Highway driving is sometimes the most enjoyable driving but needs good experience. Don’t attempt to drive just because you are a driver. We insist that a good driver is one who takes every reasonable precaution to prevent traffic accidents and one who learns “over time” the driving behaviour of other drivers and pedestrians “in the area of operation.

It is one who remains conscious of the unpredictable and ever changing weather and road condition and observes the mechanical condition of the vehicle he is driving.

A good driver should have reasonable skills in handling the vehicle and above all should not be just a person behind the steering wheel.

In Tanzania, just like in many parts of the world, many drivers are young, mostly below the age of 45. This group is known as the ‘Growing Mature Age’. The main reason why they are dubbed so is that their blood still irritates and sometimes tampers with their concentration on the ability to drive.

Most of the accidents that occur on the highways are contributed by dangerous overtaking, poor judgment, inexperienced driving, speeding, poor knowledge of traffic rules and acts of negligence.

The rules of the road are very clear. That before overtaking you must make sure that no other driver of the vehicle that follows you has began to overtake or the driver of the car that is ahead of you in the same lane has not shown an intention to go past.

Don’t overtake to a lane on which the driver of a given vehicle is about to enter unless the lane is clear far enough ahead so as not to endanger or impede oncoming traffic.

When approaching crest of a hill and if visibility is inadequate on the bend, the driver should not overtake. Sometimes you find a driver overtaking at a hill or a place where a lane refuses him to or at a series of vehicles in front of him, this could cause an accident.

A driver who perceives that another vehicle intends to overtake him should keep to the far left side of the carriageway and refrain from accelerating.

As for a carriageway with at least two lanes reserved for the traffic moving in the direction in which it is proceeding, the driver should make sure he can do so without approaching the vehicle from behind while remaining on the lane they have occupied for the first overtaking maneuver.

The driver not in the lane nearest to the edge of the carriageway to the location of the traffic may change lane in order to prepare to turn right or left or to park.

Where due to the narrowness profile or condition of the carriageway, in addition to the density or oncoming traffic, a driver of a vehicle which is slow or which is required to observe a certain speed limit cannot be easily and safely overtaken. The driver should slow down and if necessary pull aside as soon as possible in order to allow the driver of a following vehicle to overtake.
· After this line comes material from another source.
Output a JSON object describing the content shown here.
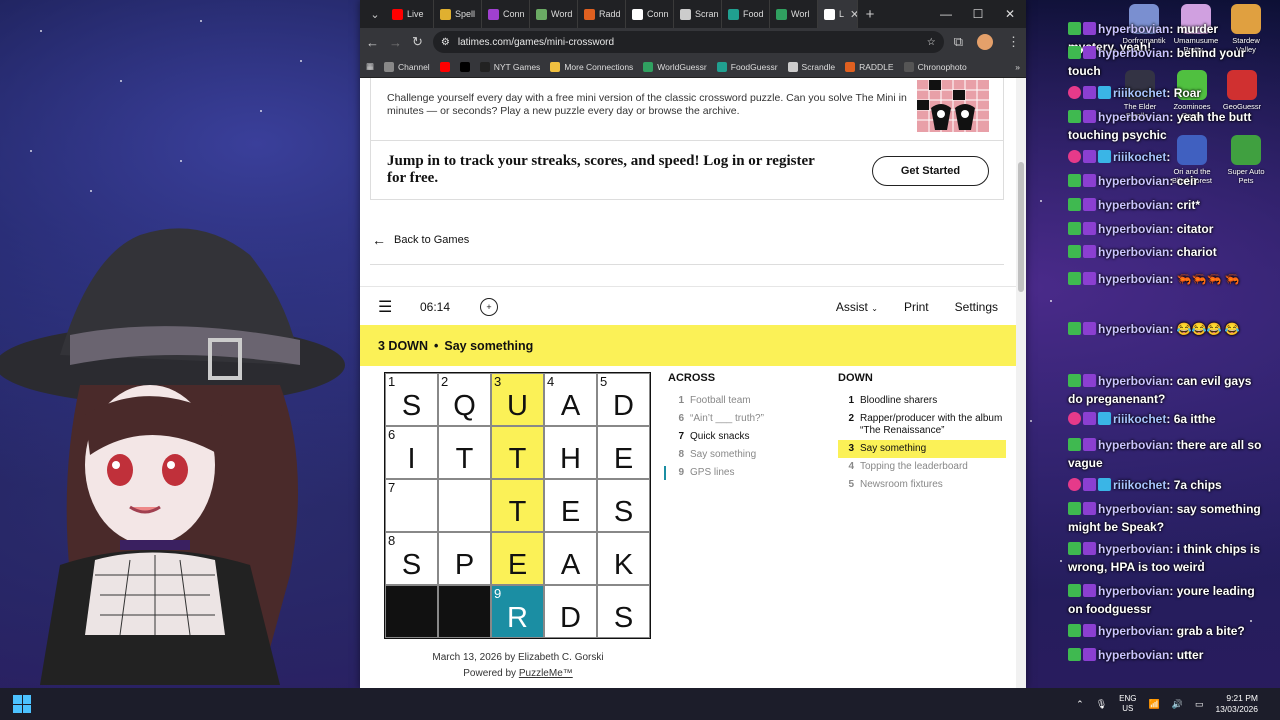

A driver of any other vehicle should slow down and where necessary stop to give way to a public motor vehicle with passengers priority to move off from a passenger vehicles’ stop.

No drive of a motor vehicle shall turn or reverse a motor vehicle on a motorway or on way entry to an exit ramp.

It is dangerous to apply brakes suddenly unless it is necessary to do so for safety reasons. Extra care should be taken on approaching an intersection so as to allow the driver of another motor vehicle to pass safely.

It is safe for the driver of a vehicle moving behind another to keep a sufficient distance so as to avoid collusion in case the vehicle in front suddenly slows down or stops.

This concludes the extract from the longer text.